Troisième nom, Ruki Karusisi, le commandant de la 5e division d’infanterie et ancien patron des forces spéciales rwandaises. C’est à ce titre, précise Washington, qu’il a supervisé des opérations en faveur du M23. Il était déjà sanctionné par l’Union européenne depuis mars 2025. Pour Bruxelles, il est responsable d’entretenir le conflit, l’instabilité et l’insécurité dans l’Est de la RDC.

Le quatrième, Stanislas Gashugi, a remplacé Karusisi à la tête des forces spéciales rwandaises le 15 mars 2025.

Washington tient ces quatre hauts gradés pour responsables du soutien direct de l’armée rwandaise au M23.

Au-delà des individus, les Rwanda Defence Force (RDF) dans leur ensemble sont désormais sanctionnées. Une décision lourde de conséquences diplomatiques et économiques.

Selon les autorités américaines, Kigali continuerait d’apporter un soutien au mouvement rebelle M23, actif dans les provinces du Nord-Kivu et du Sud-Kivu, en dépit des appels répétés de la communauté internationale au retrait des troupes rwandaises et à la désescalade.

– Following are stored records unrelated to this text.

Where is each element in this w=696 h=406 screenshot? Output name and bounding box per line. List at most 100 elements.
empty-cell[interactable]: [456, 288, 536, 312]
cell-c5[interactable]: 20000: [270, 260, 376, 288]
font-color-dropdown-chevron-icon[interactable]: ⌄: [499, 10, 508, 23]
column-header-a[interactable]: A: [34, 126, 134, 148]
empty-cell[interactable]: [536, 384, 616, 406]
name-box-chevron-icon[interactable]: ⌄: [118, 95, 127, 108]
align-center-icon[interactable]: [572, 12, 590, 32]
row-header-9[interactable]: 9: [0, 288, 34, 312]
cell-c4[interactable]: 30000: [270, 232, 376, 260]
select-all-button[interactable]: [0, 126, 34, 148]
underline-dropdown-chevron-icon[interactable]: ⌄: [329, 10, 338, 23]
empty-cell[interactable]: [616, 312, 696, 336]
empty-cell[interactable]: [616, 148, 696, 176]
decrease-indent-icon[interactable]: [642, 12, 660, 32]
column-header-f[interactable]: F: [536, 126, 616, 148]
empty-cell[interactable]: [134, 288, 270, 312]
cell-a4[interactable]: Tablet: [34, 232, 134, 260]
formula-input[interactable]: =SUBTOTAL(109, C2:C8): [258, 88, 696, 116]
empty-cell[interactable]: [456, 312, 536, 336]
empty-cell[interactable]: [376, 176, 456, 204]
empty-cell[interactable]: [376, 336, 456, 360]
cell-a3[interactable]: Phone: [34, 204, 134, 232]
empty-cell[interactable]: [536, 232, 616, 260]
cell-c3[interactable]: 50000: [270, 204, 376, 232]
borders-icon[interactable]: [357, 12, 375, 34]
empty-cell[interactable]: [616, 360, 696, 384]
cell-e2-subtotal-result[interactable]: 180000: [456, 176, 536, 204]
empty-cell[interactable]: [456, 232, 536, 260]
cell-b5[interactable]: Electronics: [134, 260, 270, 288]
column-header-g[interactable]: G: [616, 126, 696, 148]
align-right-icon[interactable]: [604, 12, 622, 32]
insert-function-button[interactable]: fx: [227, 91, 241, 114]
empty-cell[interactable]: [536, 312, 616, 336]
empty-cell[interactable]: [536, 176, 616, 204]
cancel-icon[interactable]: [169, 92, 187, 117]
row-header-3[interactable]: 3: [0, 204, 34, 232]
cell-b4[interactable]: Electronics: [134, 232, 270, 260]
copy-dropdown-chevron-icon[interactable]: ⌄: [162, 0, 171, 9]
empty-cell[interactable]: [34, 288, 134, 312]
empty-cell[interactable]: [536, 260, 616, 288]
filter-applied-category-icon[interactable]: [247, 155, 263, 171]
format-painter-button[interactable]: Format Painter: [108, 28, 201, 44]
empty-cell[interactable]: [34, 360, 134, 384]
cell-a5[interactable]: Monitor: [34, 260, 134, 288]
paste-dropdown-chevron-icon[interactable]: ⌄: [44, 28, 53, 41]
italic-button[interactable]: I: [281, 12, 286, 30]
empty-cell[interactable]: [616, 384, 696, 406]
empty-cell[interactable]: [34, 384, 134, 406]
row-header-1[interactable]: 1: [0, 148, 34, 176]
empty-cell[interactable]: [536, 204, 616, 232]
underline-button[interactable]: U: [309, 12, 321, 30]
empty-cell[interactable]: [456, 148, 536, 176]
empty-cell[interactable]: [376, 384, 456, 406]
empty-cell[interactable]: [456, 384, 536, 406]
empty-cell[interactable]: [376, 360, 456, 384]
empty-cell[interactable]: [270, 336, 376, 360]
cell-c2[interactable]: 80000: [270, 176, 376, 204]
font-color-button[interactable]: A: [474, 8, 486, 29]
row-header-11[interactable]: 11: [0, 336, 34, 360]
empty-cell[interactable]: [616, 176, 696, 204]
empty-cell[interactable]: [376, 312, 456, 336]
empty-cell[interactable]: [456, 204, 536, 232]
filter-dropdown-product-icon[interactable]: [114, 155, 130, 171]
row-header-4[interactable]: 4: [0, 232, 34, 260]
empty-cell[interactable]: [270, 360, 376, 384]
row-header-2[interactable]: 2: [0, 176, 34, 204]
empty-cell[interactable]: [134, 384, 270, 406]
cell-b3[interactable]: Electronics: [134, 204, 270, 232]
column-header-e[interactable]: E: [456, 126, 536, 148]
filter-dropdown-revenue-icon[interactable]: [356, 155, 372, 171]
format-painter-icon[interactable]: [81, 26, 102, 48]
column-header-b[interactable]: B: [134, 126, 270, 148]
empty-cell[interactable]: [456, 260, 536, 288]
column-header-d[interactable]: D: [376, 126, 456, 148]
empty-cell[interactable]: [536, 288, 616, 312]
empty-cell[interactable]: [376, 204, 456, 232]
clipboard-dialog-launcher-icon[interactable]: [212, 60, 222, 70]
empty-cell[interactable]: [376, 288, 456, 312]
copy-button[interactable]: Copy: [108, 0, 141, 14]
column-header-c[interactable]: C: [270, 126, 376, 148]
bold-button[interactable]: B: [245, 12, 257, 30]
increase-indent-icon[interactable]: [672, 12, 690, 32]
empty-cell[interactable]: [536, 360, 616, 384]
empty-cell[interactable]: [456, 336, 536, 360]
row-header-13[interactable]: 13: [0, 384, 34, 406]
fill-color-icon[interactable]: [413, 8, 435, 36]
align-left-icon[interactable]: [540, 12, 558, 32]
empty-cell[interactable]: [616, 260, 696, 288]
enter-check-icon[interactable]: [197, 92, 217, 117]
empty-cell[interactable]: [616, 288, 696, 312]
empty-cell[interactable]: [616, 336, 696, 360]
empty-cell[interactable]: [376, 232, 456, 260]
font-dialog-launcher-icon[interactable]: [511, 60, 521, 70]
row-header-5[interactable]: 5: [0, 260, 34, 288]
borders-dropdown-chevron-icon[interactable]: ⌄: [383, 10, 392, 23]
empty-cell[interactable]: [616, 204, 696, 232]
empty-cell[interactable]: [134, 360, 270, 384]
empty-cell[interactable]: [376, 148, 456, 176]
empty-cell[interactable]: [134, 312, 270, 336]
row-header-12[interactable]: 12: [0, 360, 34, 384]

Les États-Unis rapportent que des milliers de soldats rwandais sont déployés dans l’Est de la RDC, qu’ils combattent aux côtés du M23, qu’ils forment ses recrues, y compris des réfugiés. Ils ont introduit sur le terrain des équipements avancés, des drones, des systèmes de brouillage GPS, des équipements de défense aérienne. Le tout, dit Washington, pour permettre au M23 de tenir le territoire.